(Не) люби меня (СИ) - Красовская Марианна. Страница 24
А еще Кьяна страшно бесил этот зной, струйки пота, стекающие по спине, испарина на лбу и висках. Завидев ручей, он свернул к нему и принялся умываться прохладной водой, и голову намочил, и руки до самых плеч. Лилиана жары не замечала вовсе. Ей очень понравились розовые цветы клевера, в изобилии растущие вокруг ручья. Таких в Степи не было. Она срывала пушистые шарики, мяла их в руках, кидала в Кьяна, а затем просто в воздух над своей головой, воображая, что пошел цветочный дождь. Ей было очень весело. Прежде, чем они двинулись дальше, она набрала полные руки соцветий.
Кьян Ли только головой качал на подобное ребячество.
– Слушай, Колючка, тебе вообще сколько лет?
– Двадцать, – весело ответила Лили, продолжая подпрыгивать и разбрасывать вокруг себя цветы.
– А такое чувство, что два.
– Это просто ты зануда, – засмеялась девушка. – Занудный зануда.
– Ну хорошо, – согласился Кьян. – Я зануда. А ты – ребенок.
– Тогда ты извращенец, – повисла у него на шее Лили. – В брачную ночь мы играли вовсе не в детские игры.
– Лили, – возмутился катаец, стряхивая ее руки с шеи. – Перестань!

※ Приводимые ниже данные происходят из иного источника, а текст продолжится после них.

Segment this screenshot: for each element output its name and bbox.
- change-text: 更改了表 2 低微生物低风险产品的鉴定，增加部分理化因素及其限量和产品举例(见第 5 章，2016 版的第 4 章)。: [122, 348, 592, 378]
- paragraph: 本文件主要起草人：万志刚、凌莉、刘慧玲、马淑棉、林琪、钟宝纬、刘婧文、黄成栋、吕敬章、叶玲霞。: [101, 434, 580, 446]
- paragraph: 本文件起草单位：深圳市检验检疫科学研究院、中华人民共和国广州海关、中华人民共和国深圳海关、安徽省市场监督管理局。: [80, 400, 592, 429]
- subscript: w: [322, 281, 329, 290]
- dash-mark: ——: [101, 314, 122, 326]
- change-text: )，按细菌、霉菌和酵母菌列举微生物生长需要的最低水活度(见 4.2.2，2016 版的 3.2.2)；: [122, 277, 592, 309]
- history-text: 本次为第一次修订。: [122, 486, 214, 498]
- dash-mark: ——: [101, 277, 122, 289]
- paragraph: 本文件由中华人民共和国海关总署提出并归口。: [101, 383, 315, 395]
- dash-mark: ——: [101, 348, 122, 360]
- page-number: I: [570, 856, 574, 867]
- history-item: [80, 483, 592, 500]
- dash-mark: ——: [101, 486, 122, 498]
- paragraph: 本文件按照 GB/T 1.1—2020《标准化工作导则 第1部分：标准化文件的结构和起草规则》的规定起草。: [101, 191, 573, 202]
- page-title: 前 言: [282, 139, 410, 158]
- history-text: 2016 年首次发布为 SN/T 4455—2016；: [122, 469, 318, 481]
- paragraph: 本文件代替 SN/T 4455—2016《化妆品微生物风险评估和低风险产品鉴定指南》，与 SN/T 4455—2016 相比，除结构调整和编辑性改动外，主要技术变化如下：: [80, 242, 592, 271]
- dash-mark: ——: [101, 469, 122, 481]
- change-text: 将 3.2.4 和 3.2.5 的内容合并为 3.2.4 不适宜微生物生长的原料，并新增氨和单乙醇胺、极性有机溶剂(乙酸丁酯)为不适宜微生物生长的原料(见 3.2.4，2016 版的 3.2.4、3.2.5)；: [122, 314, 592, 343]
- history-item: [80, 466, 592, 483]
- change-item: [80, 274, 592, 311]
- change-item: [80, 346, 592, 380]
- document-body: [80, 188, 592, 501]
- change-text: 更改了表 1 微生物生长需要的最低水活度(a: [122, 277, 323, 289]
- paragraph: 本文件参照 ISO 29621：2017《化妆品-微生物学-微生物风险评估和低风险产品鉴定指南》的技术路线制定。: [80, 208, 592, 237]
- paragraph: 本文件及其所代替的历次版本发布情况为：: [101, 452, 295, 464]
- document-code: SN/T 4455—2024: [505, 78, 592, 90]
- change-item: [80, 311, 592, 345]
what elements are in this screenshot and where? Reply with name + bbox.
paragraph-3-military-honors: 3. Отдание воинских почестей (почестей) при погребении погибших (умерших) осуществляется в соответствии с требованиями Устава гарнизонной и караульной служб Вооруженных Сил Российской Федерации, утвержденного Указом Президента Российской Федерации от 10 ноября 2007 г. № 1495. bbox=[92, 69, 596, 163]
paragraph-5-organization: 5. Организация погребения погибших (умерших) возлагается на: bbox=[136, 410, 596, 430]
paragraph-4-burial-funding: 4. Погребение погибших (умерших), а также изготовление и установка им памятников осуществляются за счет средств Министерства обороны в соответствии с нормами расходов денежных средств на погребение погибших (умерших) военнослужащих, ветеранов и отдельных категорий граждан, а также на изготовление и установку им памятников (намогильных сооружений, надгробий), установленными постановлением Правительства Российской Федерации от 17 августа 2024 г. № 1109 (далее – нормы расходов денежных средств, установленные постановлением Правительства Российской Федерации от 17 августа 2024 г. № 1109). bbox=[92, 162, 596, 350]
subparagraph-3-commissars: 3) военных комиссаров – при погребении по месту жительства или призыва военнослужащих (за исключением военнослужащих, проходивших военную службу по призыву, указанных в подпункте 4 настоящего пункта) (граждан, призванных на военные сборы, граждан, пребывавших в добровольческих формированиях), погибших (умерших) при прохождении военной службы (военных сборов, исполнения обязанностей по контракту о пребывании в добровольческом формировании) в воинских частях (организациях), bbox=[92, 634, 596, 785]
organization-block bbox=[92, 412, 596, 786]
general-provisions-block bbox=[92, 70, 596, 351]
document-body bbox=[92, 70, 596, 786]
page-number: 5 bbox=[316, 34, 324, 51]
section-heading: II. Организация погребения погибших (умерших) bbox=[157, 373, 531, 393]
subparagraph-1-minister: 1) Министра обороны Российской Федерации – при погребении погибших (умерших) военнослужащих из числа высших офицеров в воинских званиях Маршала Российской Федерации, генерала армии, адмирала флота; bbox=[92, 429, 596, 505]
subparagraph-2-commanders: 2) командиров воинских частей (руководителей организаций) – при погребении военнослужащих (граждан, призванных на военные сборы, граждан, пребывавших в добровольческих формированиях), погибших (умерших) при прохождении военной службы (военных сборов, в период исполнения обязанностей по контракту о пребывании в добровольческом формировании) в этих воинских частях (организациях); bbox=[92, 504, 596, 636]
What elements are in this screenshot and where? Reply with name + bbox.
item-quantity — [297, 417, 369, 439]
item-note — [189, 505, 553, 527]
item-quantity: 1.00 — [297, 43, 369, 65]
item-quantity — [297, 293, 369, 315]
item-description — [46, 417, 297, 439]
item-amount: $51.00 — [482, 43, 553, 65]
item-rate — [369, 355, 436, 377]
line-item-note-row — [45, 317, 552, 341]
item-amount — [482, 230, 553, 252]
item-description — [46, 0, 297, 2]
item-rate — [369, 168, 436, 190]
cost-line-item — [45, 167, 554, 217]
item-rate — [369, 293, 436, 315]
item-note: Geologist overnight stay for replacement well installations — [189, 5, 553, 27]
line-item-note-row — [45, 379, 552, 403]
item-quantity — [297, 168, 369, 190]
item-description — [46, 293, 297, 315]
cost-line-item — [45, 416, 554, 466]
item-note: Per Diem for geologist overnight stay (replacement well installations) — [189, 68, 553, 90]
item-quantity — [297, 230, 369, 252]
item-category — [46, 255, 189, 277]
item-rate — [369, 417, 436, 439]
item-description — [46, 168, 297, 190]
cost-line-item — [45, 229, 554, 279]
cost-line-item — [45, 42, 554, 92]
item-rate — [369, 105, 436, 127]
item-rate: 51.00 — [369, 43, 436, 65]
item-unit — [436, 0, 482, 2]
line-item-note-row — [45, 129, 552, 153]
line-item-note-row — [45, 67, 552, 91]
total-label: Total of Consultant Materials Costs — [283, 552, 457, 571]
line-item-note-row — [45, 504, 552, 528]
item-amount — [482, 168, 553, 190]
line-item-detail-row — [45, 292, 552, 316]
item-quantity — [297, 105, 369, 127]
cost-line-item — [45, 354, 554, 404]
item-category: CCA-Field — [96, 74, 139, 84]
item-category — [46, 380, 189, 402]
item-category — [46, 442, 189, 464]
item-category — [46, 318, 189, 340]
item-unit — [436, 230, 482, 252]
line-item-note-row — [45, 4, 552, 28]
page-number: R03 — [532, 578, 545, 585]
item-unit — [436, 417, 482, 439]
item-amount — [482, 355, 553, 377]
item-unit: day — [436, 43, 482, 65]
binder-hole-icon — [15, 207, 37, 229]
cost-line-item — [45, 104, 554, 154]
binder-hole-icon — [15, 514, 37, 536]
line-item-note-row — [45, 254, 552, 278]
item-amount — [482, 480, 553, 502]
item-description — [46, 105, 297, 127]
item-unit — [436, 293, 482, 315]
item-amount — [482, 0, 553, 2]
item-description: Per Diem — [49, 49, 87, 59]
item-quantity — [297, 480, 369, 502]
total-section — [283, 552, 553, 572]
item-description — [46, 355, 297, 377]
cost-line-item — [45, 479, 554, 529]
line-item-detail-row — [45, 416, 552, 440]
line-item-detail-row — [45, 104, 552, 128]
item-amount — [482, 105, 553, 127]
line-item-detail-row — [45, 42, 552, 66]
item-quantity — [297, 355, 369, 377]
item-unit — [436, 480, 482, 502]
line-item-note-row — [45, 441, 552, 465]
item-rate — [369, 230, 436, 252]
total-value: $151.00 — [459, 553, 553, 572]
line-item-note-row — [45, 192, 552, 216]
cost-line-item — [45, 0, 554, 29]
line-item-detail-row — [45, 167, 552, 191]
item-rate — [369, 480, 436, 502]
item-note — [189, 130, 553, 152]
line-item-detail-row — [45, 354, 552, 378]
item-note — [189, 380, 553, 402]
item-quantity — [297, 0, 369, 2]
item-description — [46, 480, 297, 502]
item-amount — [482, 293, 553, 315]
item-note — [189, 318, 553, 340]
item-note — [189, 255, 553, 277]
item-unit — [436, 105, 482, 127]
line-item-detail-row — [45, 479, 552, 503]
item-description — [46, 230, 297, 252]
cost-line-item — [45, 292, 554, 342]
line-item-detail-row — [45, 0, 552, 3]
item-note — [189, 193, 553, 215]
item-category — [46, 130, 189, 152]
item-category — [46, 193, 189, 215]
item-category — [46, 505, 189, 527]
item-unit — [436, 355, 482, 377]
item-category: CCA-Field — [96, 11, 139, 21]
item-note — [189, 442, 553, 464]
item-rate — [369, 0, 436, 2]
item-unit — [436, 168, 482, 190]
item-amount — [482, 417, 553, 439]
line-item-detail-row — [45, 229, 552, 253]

– Ох! Ладно! Простите, ваше занудчество!
– Лили!
– Ой всё! Достал, – буркнула девушка, отворачиваясь. – С тобой скучно.
Она немного подумала, коварно улыбнулась и плеснула в него фонтаном воды. Кьян молча утер лицо, холодно посмотрел на нее и спокойно пошел дальше, но, как только его маленькая жена сделала шаг следом, ловким броском поймал ее и, зажав голову Лили под мышкой, принялся трепать ее волосы и приговаривать, что она сама напросилась. Лилиана визжала, вырывалась, а затем, обхватив руками его бедро, резко дернула, заставив Кьяна потерять равновесие. Они повалились на траву, хохоча, а потом мужчина вдруг резко стал серьезным, подмял под себя жену и пристально посмотрел на нее. Лили испуганно замерла, облизнула губы и широко-широко раскрыла глаза.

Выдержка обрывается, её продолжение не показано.